Six Packs Help Klabin Weather Paper-Price Drop: Corporate BrazilNey Hayashi and Lucia Kassai
Klabin SA, Latin America’s largest papermaker, is beating its top competitors in the Western Hemisphere as its focus on six-pack carriers and milk cartons shield the company from falling paper prices.
Klabin is posting the best risk-adjusted return in the Americas among peers with a market value of at least $300 million, the BLOOMBERG RISKLESS RETURN RANKING shows. The stock has climbed 169 percent in the past three years, for a risk-adjusted return of 5.2 percent. Brazil’s No. 2 papermaker, Suzano Papel & Celulose SA, has slumped 60 percent in the period and a the benchmark Bovespa index is down 23 percent.
The company, the only maker of waterproof cardboard in the region, is benefiting by transforming itself into a consumer stock as a swelling middle class drives demand for beverages and frozen foods. Sao Paulo-based Klabin has doubled its output of paper used in packaging since 2008 and may spend $3.4 billion to make pulp for diapers and feminine hygiene products.
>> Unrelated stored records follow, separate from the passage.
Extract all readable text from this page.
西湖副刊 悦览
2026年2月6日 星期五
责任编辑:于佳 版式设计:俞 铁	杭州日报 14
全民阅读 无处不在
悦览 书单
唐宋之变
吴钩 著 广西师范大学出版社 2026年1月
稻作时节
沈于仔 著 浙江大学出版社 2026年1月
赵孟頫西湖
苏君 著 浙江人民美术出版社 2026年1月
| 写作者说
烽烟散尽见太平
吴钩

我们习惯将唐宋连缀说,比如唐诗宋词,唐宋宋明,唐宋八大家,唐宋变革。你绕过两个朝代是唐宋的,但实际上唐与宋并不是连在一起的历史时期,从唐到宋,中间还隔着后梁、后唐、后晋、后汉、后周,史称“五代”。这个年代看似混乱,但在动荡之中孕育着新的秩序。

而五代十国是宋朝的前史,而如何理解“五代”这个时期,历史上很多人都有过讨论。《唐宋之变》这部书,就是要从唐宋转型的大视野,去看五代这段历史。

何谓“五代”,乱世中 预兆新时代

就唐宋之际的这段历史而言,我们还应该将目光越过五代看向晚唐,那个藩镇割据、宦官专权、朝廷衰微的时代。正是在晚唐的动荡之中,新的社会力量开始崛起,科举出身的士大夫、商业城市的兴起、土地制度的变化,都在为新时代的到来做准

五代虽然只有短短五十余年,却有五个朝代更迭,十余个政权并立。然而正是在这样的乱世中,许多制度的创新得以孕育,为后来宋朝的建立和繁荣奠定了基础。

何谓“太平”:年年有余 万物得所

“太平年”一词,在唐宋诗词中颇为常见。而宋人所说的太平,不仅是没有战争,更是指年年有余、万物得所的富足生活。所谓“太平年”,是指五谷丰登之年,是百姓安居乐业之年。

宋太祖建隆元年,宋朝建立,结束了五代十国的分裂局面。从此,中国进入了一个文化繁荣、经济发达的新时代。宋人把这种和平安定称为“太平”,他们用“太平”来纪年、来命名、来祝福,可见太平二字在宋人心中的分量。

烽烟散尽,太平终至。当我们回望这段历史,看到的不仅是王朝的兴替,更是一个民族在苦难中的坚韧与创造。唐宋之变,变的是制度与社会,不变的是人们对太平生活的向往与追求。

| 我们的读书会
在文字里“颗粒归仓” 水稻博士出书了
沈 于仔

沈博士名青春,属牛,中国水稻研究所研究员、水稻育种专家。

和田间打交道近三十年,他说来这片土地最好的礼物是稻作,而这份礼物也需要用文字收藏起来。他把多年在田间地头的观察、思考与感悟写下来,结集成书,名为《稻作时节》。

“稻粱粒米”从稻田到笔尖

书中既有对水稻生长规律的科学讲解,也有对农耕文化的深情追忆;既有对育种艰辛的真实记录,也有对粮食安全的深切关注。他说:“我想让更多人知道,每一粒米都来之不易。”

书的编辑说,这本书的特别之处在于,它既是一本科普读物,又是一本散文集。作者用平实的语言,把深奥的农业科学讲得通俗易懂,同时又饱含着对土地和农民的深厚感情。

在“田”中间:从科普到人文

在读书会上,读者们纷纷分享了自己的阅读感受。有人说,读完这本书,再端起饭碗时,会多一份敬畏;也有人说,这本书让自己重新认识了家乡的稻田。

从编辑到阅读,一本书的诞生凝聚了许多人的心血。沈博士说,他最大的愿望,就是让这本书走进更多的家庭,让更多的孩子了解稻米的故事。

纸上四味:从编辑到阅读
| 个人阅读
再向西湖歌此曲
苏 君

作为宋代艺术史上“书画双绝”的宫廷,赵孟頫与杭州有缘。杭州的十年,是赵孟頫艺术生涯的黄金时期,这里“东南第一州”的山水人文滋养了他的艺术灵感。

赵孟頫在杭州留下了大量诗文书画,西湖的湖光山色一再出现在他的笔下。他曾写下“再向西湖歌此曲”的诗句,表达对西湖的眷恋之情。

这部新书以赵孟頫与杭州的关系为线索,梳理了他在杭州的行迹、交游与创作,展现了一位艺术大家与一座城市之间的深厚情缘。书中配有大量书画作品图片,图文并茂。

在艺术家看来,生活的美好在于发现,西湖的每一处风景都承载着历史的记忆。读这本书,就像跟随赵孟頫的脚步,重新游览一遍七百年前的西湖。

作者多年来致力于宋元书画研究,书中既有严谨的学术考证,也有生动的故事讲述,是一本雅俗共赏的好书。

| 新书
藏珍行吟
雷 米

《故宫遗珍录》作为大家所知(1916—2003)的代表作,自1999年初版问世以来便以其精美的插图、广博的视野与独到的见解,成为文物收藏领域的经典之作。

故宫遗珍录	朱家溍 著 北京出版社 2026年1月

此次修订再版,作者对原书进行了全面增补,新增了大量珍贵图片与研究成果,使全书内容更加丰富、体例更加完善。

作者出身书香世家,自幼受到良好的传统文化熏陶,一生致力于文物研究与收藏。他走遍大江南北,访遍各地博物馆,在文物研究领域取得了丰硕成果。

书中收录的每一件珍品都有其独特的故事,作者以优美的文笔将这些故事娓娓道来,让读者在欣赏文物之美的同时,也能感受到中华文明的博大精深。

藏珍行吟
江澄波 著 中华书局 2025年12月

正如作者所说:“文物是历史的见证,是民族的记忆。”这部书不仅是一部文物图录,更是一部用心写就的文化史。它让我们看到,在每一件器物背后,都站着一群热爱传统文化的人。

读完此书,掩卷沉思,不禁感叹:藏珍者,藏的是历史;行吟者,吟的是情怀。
Meanwhile, Suzano cut prices for its paperboard and coated-paper products last year amid higher imports.
“While competitors have invested in output of paper -- the commodity -- Klabin boosted output of value-added packaging paper,” Catarina Pedrosa, an analyst at BES Securities, said in an April 15 telephone interview from Sao Paulo. “It was a smart move.”
The move is helping Klabin, whose paper is used in a range of product packaging from Unilever’s Omo soap powder to BRF SA’s frozen lasagnas, post the America’s highest earnings as a percentage of revenue. Earnings before interest, taxes, depreciation and amortization -- known as Ebitda -- equaled 44 percent of its sales last year, data compiled by Bloomberg show. That compares with 27 percent in 2011. Schweitzer-Mauduit International Inc., a U.S.-based maker of fine papers for the tobacco industry, had the second-highest Ebitda-to-sales ratio in 2012 at 25 percent.
Klabin is seen as a “consumer growth story instead of a commodity player,” Alan Glezer, an analyst at Banco Bradesco SA’s brokerage unit, wrote in a report on April 9. That position is helping the “company navigate through a volatile environment for commodities.”
Demand for consumer goods in Brazil has withstood an economic slowdown as minimum-wage gains and record-low interest rates propelled retail-sales growth past that of other industries. Gross domestic product grew 0.9 percent in 2012, the second-worst performance in 12 years, while domestic consumption expanded 3.1 percent, according to the national statistics agency.
Klabin’s 30-day historic volatility, a measure of price swings, rose to 29.8 percent yesterday from this year’s low of
20.6 percent on Feb. 6.
The average prices for paper sold by Salvador, Brazil-based Suzano in Brazil fell 6.7 percent in the fourth quarter of 2012 from the first quarter of 2011, according to a statement from the company.
Klabin declined to comment about its share performance when contacted by Bloomberg News. Suzano’s press office decline to comment on the company’s pricing policy and stock performance.
Klabin is further expanding its exposure to the consumer sector with plans to invest in a new pulp plant in Brazil’s southern state of Parana. The plant, slated to start in 2015, is expected to produce 1.5 million metric tons of pulp, including water-absorbent fluff pulp, used in diapers.
The company’s investment plan may prove too ambitious if a deeper slowdown in Brazil hurts consumption, said Victor Penna, an analyst at Banco do Brasil SA. Policy makers today may lift the benchmark Selic rate from a record low to fight inflation that exceeded the upper limit of the central bank’s target for the first time since November 2011.
“They have a sizable investment coming, and the outlook for the Brazilian economy is not as bright as in past years,” Penna said by phone from Sao Paulo.
Klabin’s shares have also gained in the past few years as the company’s new management, led by Chief Executive Officer Fabio Schvartsman, who took over in 2010, cuts costs to boost profit margins, said Eduardo Carlier, head of core equities at Schroder Investments.
“The market gave a vote of confidence to the new management, and they’re showing that they can carry out a successful turnaround in the company,” Carlier said by phone from Sao Paulo. “Klabin is showing more discipline managing its costs, and that boosts investors’ confidence in the stock.”